Why Are We Doing This?
There are a series of steps involved in becoming a citizen in the United States. They include preparing your Form N-400 form, submitting an application for naturalization, paying your fees, completing an interview, passing an exam, taking the Oath of Allegiance, and way more! In recent years, the process of citizenship has faced scrutiny. Here, we ask you to consider some of the criticisms and challenge yourself to try and create appropriate reforms.
- Research what the citizenship process looks like in the United States. What are some of the challenges/criticisms the process faces?
- What are some historical instances of limiting citizenship in the United States?
- Who is allowed to be considered for citizenship? Would you add/remove requirements from the list? Why?
- What are the costs associated with citizenship? How might you address them?
- Are there fee waivers available? What do they look like?
- Check out this list of most common reasons citizenship is denied.
- What would you add or remove from the reasons?
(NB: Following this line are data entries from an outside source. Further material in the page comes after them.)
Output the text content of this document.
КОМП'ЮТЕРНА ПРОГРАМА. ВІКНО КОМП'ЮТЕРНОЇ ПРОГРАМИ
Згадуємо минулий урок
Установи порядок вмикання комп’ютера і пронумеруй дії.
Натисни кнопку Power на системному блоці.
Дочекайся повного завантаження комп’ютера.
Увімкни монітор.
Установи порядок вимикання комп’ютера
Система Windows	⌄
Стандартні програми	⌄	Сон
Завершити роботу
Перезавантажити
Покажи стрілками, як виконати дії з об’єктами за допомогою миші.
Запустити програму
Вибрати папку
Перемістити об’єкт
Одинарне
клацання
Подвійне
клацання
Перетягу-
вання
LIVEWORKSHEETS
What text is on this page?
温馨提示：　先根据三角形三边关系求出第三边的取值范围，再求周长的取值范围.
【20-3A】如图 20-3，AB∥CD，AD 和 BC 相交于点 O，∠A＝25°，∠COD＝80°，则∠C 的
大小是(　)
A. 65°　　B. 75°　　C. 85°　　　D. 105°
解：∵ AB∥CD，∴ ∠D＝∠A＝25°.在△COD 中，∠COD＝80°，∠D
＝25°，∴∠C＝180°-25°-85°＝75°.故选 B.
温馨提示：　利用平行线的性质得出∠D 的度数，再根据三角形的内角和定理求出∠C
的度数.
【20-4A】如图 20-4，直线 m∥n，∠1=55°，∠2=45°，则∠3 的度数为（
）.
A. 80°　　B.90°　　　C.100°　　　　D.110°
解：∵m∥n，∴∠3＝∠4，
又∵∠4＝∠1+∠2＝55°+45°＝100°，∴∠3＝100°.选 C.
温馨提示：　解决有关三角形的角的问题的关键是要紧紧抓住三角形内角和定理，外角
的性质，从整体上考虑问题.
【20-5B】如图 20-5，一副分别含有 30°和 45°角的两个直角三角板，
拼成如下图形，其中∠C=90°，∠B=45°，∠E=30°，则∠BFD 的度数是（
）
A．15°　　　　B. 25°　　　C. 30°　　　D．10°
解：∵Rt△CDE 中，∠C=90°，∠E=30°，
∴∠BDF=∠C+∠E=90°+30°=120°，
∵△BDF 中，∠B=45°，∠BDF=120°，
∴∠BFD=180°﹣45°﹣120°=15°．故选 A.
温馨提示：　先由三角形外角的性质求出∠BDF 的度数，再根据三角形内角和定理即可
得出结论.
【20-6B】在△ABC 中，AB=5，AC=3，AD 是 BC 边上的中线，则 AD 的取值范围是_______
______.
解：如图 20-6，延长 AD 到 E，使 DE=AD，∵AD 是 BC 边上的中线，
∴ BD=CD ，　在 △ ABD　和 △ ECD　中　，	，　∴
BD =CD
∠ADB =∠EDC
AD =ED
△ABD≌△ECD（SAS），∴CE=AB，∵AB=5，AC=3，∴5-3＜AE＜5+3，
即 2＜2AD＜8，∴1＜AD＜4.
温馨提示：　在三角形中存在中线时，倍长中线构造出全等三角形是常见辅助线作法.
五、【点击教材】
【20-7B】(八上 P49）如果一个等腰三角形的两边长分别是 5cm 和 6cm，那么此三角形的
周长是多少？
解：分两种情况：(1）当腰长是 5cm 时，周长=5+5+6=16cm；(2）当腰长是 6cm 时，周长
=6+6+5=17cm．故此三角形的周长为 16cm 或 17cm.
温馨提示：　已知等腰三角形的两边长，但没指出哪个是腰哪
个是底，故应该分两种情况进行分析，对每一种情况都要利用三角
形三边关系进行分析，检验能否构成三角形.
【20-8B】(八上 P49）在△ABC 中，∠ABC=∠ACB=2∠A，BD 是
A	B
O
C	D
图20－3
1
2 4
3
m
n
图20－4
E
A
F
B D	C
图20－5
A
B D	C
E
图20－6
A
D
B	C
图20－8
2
Why?
- How might you justify your decision to do so?
- What is some of the content covered in the citizenship test? Would you change anything?
- What are some other changes you would make to the citizenship process? Why?
- Think through the possible objections about your reformed citizenship process that someone could have and how you would answer them.
- Share with the group and see if you can convince them that your reformed citizenship process best addresses various issues currently surrounding it.
Things to Keep in Mind:
- You do not have to come up with an exhaustive list of changes. It’s better to come up with a few ideas that you feel confident with and spend time thinking through possible objections to them.
- You don’t have to worry about answering all possible objections, but you should have some defense of why you think your reasons are more important.
- Your requirements should be things that the government could realistically implement.